For Mary, the break from her abusive husband was relatively smooth compared to many. Mary, like so many other victims of abuse before her, turned to Project ReNeWal for help with counseling for her and her children.

The shelter has been in existence since 1995, and since that time has helped 18,585 individuals and provided more than 152,829 individual services to families in crisis, according to Director Vicki Stephenson. The shelter has also provided a safe place for more than 2,552 individuals.
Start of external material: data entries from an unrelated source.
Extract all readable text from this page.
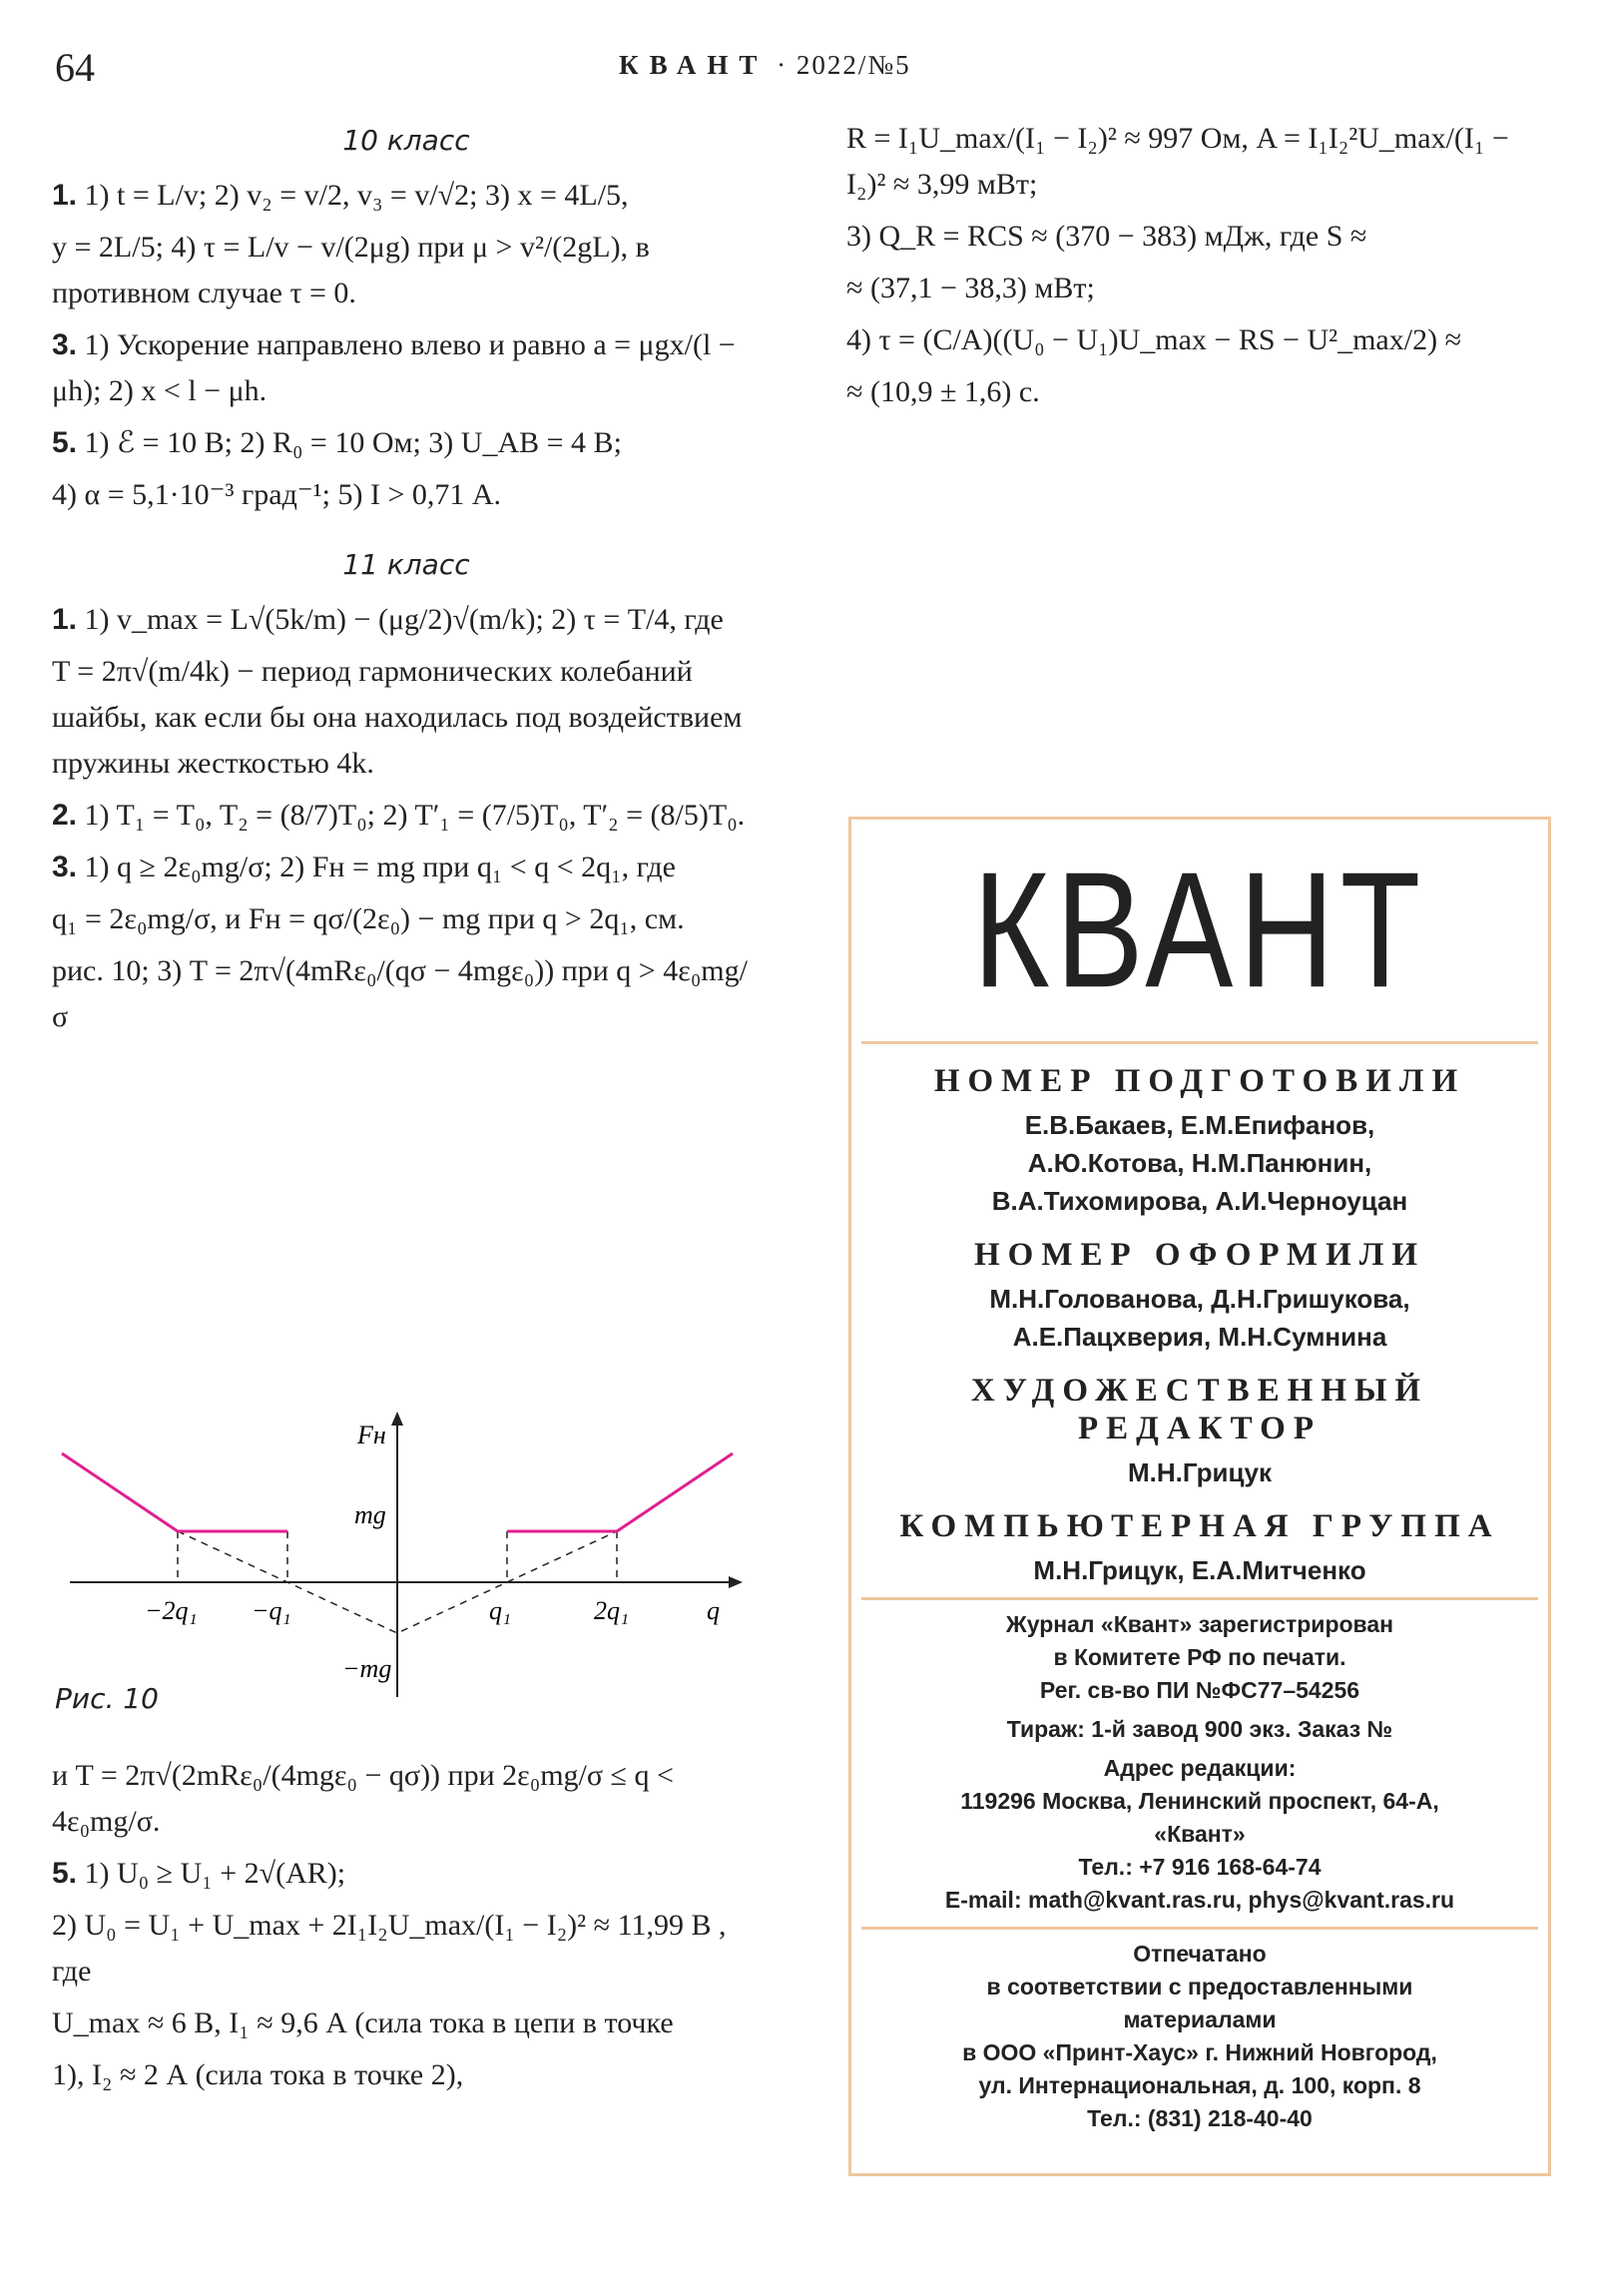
64	КВАНТ · 2022/№5
10 класс
1. 1) t = L/v; 2) v₂ = v/2, v₃ = v/√2; 3) x = 4L/5,
y = 2L/5; 4) τ = L/v − v/(2μg) при μ > v²/(2gL), в противном случае τ = 0.
3. 1) Ускорение направлено влево и равно a = μgx/(l − μh); 2) x < l − μh.
5. 1) ℰ = 10 В; 2) R₀ = 10 Ом; 3) U_AB = 4 В;
4) α = 5,1·10⁻³ град⁻¹; 5) I > 0,71 А.
11 класс
1. 1) v_max = L√(5k/m) − (μg/2)√(m/k); 2) τ = T/4, где
T = 2π√(m/4k) − период гармонических колебаний шайбы, как если бы она находилась под воздействием пружины жесткостью 4k.
2. 1) T₁ = T₀, T₂ = (8/7)T₀; 2) T′₁ = (7/5)T₀, T′₂ = (8/5)T₀.
3. 1) q ≥ 2ε₀mg/σ; 2) Fн = mg при q₁ < q < 2q₁, где
q₁ = 2ε₀mg/σ, и Fн = qσ/(2ε₀) − mg при q > 2q₁, см.
рис. 10; 3) T = 2π√(4mRε₀/(qσ − 4mgε₀)) при q > 4ε₀mg/σ
mg
−mg
Fн
q
−2q₁ −q₁	q₁	2q₁
Рис. 10
и T = 2π√(2mRε₀/(4mgε₀ − qσ)) при 2ε₀mg/σ ≤ q < 4ε₀mg/σ.
5. 1) U₀ ≥ U₁ + 2√(AR);
2) U₀ = U₁ + U_max + 2I₁I₂U_max/(I₁ − I₂)² ≈ 11,99 В , где
U_max ≈ 6 В, I₁ ≈ 9,6 А (сила тока в цепи в точке
1), I₂ ≈ 2 А (сила тока в точке 2),
R = I₁U_max/(I₁ − I₂)² ≈ 997 Ом, A = I₁I₂²U_max/(I₁ − I₂)² ≈ 3,99 мВт;
3) Q_R = RCS ≈ (370 − 383) мДж, где S ≈
≈ (37,1 − 38,3) мВт;
4) τ = (C/A)((U₀ − U₁)U_max − RS − U²_max/2) ≈
≈ (10,9 ± 1,6) с.
КВАНТ
НОМЕР ПОДГОТОВИЛИ
Е.В.Бакаев, Е.М.Епифанов,
А.Ю.Котова, Н.М.Панюнин,
В.А.Тихомирова, А.И.Черноуцан
НОМЕР ОФОРМИЛИ
М.Н.Голованова, Д.Н.Гришукова,
А.Е.Пацхверия, М.Н.Сумнина
ХУДОЖЕСТВЕННЫЙ
РЕДАКТОР
М.Н.Грицук
КОМПЬЮТЕРНАЯ ГРУППА
М.Н.Грицук, Е.А.Митченко
Журнал «Квант» зарегистрирован
в Комитете РФ по печати.
Рег. св-во ПИ №ФС77–54256
Тираж: 1-й завод 900 экз. Заказ №
Адрес редакции:
119296 Москва, Ленинский проспект, 64-А,
«Квант»
Тел.: +7 916 168-64-74
E-mail: math@kvant.ras.ru, phys@kvant.ras.ru
Отпечатано
в соответствии с предоставленными
материалами
в ООО «Принт-Хаус» г. Нижний Новгород,
ул. Интернациональная, д. 100, корп. 8
Тел.: (831) 218-40-40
"Project ReNeWal provides a safe haven for family members to escape abuse to mend and renew," said Stephenson. "Here you’ll find all the amenities to make a ‘home away from home’ for you and your loved ones – all in a secure and protected environment."

The shelter has many programs available to assist victims of abuse. It is a 30-day program, but that can be extended and is looked at on a case-by-case basis. And staff members work closely with law enforcement to make sure they provide an environment for victims where their safety is not compromised.

There is help available at all times by calling their hotline at (770) 860-1666 and for those who would like to know more about the services available, their Web site is By calling (800) 334-2836 callers can be automatically connected with the nearest family violence agency and outside of Georgia the crisis line is (800) 799-SAFE.

As for Mary and her children, they live day to day. The abuse is still there in the back of their minds. The children are no longer in contact with their father’s family, and although Bob has requested visitation, they have no desire to visit their father and have not for nearly a year.

"Right now we are bare bones," confessed Mary. "We were in poverty with him there, and now without him it’s incredibly hard. But that’s the choices you have to make. That’s why I agreed to talk about the abuse. Because it was hard but it was a choice I had to make.

"I would tell anyone who is in this situation to not be afraid to leave. There are support groups to help them. It’s hard sometimes. I miss what we had in the beginning but I don’t miss him. If my story can help even one person not go through what I went through and what my children went through, then it is completely worth it."